Page 114: Paddy Hearn's Fourth Birthday on June 27, 1854

December, 2009


January, 2010

Paddy's Great Aunt Sally Brenane writes in her diary.

Dear diary,

At the Traecy Family's deluxe Grand Hotel, Tramore, Ireland.

Wednesday, June 26, 1854


It's my tenth year of widowhood.

The lovely Summers here on Ireland's Riviera are forever reminiscent of my Summers here with my late husband Justin.

With me this Summer at the Grand are my personal maid, Catherine Ronane, Paddy Hearn, and his governess, Kate Mythen.

Very early this morning we left Rathmines by Bianconi Horse Coach. We arrived in Wexford City late this afternoon. We then boarded the first class blue car on the Waterford & Tramore Railway Line for the scenic seven miles to Manor Street Station, Tramore.

Paddy's Governess, Kate Mythen, writes in her diary.

Dear diary,

Grand Hotel, Tramore

Thursday, June 27, 1854


Today is Patrick Lafcadio's fourth birthday. Mrs. Brenane had a birthday party for him in the hotel dining room. Besides the four of us, she invited Paddy's swimming instructor, Kyle, who brought his pet Wheaton Terrior.

Paddy made a secret wish. Then, in one breath, Paddy blew out all four lighted candles on his birthday cake. His secret wish will surely come true.

Mrs. Brenane's birthday gift for Paddy was a wooden toy elephant. All day he carried that elephant. He's now sleeping with it in his arms!

Editor's note:

Years later in Japan, Hearn reminisced about his toy elephant:

"Of those mysterious toys which so strangely charmed the imagination of the child the fate has ever remained a mystery to the memory of man.
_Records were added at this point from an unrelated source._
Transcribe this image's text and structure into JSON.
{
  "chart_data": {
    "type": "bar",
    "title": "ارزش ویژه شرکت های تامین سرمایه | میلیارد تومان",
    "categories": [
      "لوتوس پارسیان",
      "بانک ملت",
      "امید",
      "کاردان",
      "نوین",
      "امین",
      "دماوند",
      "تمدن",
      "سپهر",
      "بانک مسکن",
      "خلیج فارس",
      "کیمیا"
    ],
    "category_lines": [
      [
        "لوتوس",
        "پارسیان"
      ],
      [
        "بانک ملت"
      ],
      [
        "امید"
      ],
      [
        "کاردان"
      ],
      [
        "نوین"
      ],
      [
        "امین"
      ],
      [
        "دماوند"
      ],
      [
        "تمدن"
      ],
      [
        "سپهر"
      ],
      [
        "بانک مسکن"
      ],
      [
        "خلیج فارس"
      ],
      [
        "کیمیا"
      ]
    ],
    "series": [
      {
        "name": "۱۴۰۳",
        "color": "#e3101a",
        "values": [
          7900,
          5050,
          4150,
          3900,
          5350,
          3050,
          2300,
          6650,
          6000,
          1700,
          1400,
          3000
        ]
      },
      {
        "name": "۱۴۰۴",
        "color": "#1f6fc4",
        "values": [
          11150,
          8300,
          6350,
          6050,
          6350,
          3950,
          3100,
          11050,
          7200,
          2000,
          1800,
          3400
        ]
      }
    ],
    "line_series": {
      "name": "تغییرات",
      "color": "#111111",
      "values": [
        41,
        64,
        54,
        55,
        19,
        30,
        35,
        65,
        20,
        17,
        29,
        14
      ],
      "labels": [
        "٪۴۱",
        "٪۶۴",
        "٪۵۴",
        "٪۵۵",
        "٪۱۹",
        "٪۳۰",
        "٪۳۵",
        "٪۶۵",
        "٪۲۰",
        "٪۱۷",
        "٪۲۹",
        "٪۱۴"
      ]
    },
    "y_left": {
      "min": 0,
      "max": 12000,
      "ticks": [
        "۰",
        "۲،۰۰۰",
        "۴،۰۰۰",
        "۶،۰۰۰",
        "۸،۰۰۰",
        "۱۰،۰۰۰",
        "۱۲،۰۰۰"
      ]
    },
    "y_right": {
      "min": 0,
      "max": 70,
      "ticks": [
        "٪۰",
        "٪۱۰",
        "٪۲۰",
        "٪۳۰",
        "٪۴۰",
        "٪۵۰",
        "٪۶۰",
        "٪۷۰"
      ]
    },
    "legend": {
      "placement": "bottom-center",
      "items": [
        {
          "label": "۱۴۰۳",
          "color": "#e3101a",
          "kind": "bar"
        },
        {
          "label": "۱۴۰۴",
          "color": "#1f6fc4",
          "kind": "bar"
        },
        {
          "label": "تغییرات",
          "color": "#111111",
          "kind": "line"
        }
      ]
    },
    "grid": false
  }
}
You cannot tell whether the broken trunk of the wooden elephant, which you tried so vainly to repair with disappointed tears, was ever mended. Who knows whatever became of it?

What foolish little trifles they were and yet what pleasure they gave, and what power ever their recollection has upon you today? The ghost of the wooden elephant with the broken trunk may after all affect the regularity of the pulse for an instant.

That broken trunk, ridiculous as it may seem, can still stir up memories that you dare not laugh at.

What a beautiful time of life that was, and how golden the hours before we first learned that life is a struggle and that passions are playthings for children of a larger growth; in short, before we had 'become as gods knowing both good and evil' as Mephistopheles mockingly observes."